We praten met Ratnamohan naar aanleiding van het theaterstuk Josse Jnr., waarin hij het podium deelt met Josse De Pauw en Etuwe Bright Junior. En we hebben het daarom over voetbal. Ratnamohan (die opgroeide in Australië in een Sri Lankaans en Tamil-gezin, red.) was zelf even een semiprofessionele voetballer met professionele ambities. Net als Etuwe Bright Junior, die zelfs speciaal uit Nigeria kwam om hier een voetbalcarrière na te jagen. Josse De Pauw is dan weer vooral (hun) voetbalsupporter. Daardoor ontkwam ook Josse Jnr. niet aan Ratnamohans stokpaardjes: namelijk taal, voetbal, theater en alle mogelijke combinaties daartussen.

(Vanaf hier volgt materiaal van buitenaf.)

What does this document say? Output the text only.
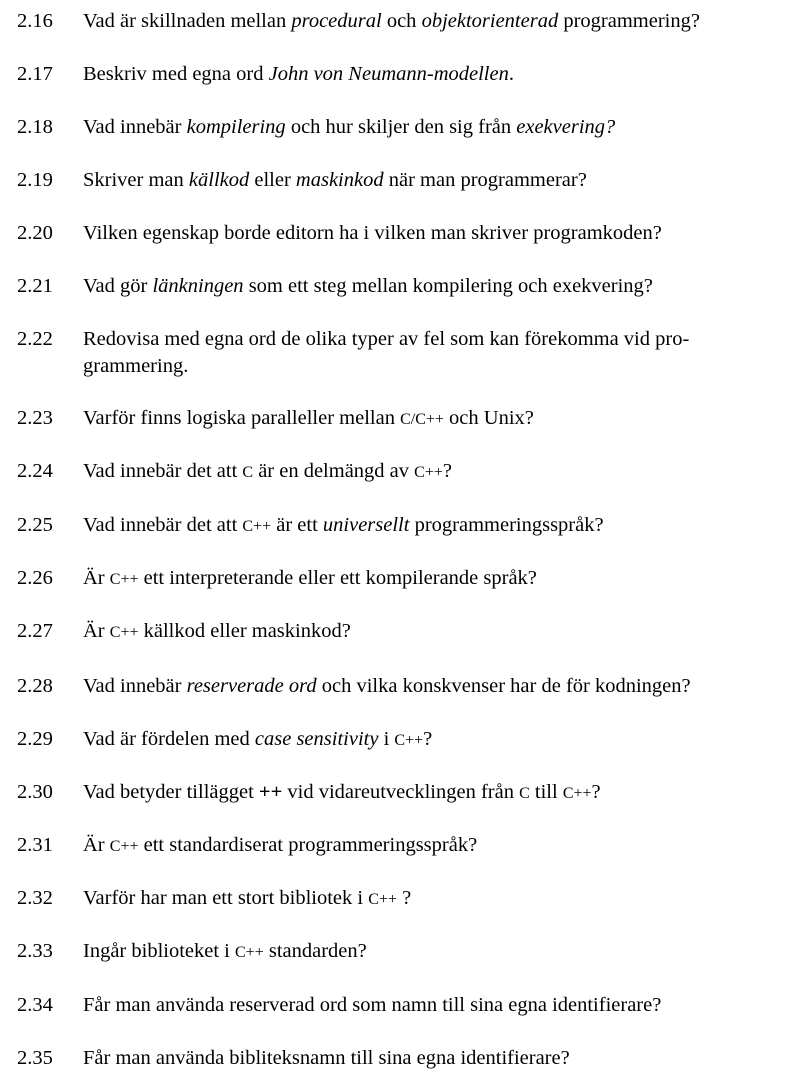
2.16 Vad är skillnaden mellan procedural och objektorienterad programmering?
2.17 Beskriv med egna ord John von Neumann-modellen.
2.18 Vad innebär kompilering och hur skiljer den sig från exekvering?
2.19 Skriver man källkod eller maskinkod när man programmerar?
2.20 Vilken egenskap borde editorn ha i vilken man skriver programkoden?
2.21 Vad gör länkningen som ett steg mellan kompilering och exekvering?
2.22 Redovisa med egna ord de olika typer av fel som kan förekomma vid pro-grammering.
2.23 Varför finns logiska paralleller mellan C/C++ och Unix?
2.24 Vad innebär det att C är en delmängd av C++?
2.25 Vad innebär det att C++ är ett universellt programmeringsspråk?
2.26 Är C++ ett interpreterande eller ett kompilerande språk?
2.27 Är C++ källkod eller maskinkod?
2.28 Vad innebär reserverade ord och vilka konskvenser har de för kodningen?
2.29 Vad är fördelen med case sensitivity i C++?
2.30 Vad betyder tillägget ++ vid vidareutvecklingen från C till C++?
2.31 Är C++ ett standardiserat programmeringsspråk?
2.32 Varför har man ett stort bibliotek i C++ ?
2.33 Ingår biblioteket i C++ standarden?
2.34 Får man använda reserverad ord som namn till sina egna identifierare?
2.35 Får man använda bibliteksnamn till sina egna identifierare?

Ratnamohan legt uit hoe het niet meteen de choreografische gelijkenissen tussen voetbal en podiumkunsten waren die hem inspireerden. “Toen mijn broer me het boek Brilliant orange over het Nederlandse totaalvoetbal te lezen gaf, was dat de eerste keer dat ik een uiteenzetting kreeg over de artistieke abstractie van voetbal. Maar voor mij waren voetbal en theater in het begin gewoon twee parallelle passies, die los van elkaar stonden en af en toe eens botsten. Ik wilde acteur worden of voetballer. En als theatermaker wilde ik gewoon verhalen vertellen. Maar al in mijn eerste, autobiografische voorstelling was ik redelijk veel aan het filosoferen over voetbal. En choreograaf en regisseur Lee Wilson van Branch Nebula (een Australisch performanceplatform, red.) duwde me ook in de richting van fysiek theater door het potentieel van mijn bewegingen als voetballer te zien. Hoe meer ik dieper groef in theater of voetbal, hoe logischer de combinatie me voorkwam. De combinatie klopte altijd op de een of andere manier.”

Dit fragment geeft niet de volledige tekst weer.